Abandonné par ses parents, un jeune garçon laissé à lui-même se découvre une passion pour le chant et la danse. Une détermination inébranlable le mènera au sommet des palmarès musicaux des années 60,70 et 80.

  Réalisateur : Tate Taylor | Dans les salles du Québec le 1er août 2014 (Universal)

La vie du parrain de la musique soul est enfin portée sur grand écran. Le réalisateur Tate Taylor (The HelpWinterbone) offre une célébration de la vie et de la carrière du légendaire chanteur James BrownGet on up retrace les moments marquants de celui dont l'influence musicale se fait sentir encore aujourd'hui.

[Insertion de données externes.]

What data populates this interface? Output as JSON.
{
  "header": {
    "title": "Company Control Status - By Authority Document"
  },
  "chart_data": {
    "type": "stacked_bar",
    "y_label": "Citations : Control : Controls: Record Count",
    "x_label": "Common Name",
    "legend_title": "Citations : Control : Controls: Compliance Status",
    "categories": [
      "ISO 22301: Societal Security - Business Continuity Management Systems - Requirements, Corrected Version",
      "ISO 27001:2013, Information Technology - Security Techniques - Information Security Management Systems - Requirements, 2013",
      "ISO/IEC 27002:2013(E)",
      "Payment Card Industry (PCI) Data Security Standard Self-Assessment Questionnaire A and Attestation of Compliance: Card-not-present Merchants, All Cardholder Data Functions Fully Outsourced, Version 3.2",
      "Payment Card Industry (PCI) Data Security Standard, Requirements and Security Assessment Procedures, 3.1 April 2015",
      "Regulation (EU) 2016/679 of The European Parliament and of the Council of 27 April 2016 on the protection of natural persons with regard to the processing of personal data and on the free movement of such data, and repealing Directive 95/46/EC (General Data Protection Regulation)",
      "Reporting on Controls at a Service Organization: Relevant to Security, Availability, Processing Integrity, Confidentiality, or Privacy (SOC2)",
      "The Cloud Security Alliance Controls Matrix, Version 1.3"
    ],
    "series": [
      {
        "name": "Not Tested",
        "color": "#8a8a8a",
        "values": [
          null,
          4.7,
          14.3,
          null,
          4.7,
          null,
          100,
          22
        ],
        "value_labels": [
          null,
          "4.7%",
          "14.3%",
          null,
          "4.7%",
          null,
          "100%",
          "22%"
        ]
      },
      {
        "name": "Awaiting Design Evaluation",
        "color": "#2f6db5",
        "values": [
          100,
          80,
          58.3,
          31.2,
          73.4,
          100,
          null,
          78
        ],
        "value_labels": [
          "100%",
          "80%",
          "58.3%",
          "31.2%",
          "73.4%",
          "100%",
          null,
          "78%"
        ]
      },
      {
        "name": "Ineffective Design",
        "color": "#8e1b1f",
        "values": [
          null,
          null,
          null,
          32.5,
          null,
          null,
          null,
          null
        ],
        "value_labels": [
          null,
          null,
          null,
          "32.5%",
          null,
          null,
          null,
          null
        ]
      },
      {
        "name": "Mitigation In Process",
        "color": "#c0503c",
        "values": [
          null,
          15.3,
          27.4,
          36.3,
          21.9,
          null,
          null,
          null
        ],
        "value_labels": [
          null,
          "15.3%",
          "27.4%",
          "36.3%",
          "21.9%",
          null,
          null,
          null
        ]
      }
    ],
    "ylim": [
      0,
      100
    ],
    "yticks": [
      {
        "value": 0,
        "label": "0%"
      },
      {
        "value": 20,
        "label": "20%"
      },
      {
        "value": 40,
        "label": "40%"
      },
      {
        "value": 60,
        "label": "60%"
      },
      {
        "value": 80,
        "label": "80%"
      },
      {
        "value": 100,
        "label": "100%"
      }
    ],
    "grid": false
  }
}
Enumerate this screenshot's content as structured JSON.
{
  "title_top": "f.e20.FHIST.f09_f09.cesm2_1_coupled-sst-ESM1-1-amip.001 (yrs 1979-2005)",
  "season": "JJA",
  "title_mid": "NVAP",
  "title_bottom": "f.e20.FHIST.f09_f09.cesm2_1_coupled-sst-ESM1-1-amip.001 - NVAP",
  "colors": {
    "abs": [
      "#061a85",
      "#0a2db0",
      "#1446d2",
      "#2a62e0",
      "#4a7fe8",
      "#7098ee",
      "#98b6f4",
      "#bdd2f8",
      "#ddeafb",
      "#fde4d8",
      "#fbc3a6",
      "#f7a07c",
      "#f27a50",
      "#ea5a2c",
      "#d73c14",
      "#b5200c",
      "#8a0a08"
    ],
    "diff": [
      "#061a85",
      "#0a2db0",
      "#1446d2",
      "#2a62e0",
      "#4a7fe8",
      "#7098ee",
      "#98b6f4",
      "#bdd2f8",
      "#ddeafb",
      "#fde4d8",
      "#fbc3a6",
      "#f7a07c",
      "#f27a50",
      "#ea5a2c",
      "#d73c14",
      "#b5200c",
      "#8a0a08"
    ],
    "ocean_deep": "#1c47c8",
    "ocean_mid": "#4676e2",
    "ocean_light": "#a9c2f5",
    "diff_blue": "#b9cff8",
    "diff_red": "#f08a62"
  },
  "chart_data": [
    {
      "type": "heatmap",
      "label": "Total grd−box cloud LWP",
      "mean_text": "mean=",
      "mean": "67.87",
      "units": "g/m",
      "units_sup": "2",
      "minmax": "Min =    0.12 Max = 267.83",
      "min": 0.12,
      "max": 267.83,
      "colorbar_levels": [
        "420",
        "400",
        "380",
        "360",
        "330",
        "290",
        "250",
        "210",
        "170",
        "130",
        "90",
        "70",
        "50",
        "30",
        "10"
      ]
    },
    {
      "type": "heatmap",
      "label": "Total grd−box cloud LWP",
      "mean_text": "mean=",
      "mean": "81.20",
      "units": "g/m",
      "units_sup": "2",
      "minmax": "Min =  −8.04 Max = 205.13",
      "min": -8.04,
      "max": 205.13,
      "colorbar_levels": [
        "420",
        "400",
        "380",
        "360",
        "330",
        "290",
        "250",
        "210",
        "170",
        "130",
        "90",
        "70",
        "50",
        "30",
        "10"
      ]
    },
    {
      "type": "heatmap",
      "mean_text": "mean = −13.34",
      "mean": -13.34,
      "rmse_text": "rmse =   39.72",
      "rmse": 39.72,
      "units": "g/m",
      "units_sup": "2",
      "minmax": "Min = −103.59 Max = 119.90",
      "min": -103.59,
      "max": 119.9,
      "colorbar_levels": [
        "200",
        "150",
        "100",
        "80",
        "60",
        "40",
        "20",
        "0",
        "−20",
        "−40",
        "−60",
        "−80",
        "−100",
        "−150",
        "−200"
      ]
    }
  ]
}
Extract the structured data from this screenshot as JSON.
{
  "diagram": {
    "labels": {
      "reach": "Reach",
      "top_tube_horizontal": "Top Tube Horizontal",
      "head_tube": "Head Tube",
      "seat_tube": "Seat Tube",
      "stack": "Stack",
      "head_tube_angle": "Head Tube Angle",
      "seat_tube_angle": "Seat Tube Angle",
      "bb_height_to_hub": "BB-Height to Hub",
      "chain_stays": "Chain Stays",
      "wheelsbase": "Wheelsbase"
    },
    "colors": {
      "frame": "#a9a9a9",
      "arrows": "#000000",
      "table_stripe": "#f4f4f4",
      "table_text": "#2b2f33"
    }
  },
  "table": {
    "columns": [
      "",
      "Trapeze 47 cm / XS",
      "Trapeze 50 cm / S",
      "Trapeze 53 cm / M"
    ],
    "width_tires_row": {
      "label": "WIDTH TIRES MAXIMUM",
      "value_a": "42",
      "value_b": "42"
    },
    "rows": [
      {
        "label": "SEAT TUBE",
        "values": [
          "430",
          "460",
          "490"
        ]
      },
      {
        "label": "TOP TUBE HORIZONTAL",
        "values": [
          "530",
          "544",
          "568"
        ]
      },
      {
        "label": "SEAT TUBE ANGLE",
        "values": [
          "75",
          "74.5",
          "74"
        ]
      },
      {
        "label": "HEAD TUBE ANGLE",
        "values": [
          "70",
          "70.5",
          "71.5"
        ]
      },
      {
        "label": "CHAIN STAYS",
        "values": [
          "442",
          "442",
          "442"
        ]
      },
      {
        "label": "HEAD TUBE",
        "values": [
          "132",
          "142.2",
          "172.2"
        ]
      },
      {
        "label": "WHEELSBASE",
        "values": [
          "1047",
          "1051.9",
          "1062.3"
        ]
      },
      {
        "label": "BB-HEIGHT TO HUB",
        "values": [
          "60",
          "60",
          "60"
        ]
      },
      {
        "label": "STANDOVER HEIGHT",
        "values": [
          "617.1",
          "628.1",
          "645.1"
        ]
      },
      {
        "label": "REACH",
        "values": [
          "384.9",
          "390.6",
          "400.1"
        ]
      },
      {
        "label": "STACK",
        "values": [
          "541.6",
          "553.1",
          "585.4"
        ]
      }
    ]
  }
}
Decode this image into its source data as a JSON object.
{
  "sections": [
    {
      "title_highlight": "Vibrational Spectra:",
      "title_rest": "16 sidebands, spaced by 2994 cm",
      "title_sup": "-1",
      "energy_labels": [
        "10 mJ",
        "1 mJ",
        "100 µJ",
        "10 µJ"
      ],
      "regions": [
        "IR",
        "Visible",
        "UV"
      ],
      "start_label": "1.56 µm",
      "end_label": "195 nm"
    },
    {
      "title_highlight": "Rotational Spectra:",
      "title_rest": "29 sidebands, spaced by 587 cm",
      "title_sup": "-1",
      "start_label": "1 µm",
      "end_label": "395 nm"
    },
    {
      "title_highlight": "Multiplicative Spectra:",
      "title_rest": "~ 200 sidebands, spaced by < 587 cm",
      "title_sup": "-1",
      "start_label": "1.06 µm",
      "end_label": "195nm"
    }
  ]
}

De l'enfance du chanteur à la vie adulte, la structure du film non chronologique propose un aperçu intéressant de certains événements clé du parcours de James Brown. Si par moments le procédé peut sembler anecdotique, il se révèle très surprenant durant quelques scènes. En effet, les différents sauts dans le temps n'ont pas pour but unique de nous présenter l'évolution du chanteur, mais également d'y apporter des nuances. Ce sont ces différents aspects de la personnalité de Brown que les scénaristes ont tenté de révéler et il n'y a jamais de voile posé sur la violence présente dès l'enfance dans la vie de cet homme devenu célèbre. C'est d'ailleurs cette violence qui, mêlée à la passion, se retrouve dans sa musique.
Le film possède toutefois quelques lacunes, notamment chez l'acteur principal. Au niveau de la danse et du chant, Chadwick Boseman est excellent. On ne peut pas en dire autant de son élocution. L'accent de la Caroline du Sud est si prononcé qu'il est difficile (voire impossible) de saisir la majeure partie de ses répliques. Les acteurs de soutien s'en tirent cependant très bien.
Malgré ses quelques longueurs (le film fait 139 minutes) la sensibilité et l'humour qui s'en dégagent permettront de passer un bon moment de cinéma tout en musique.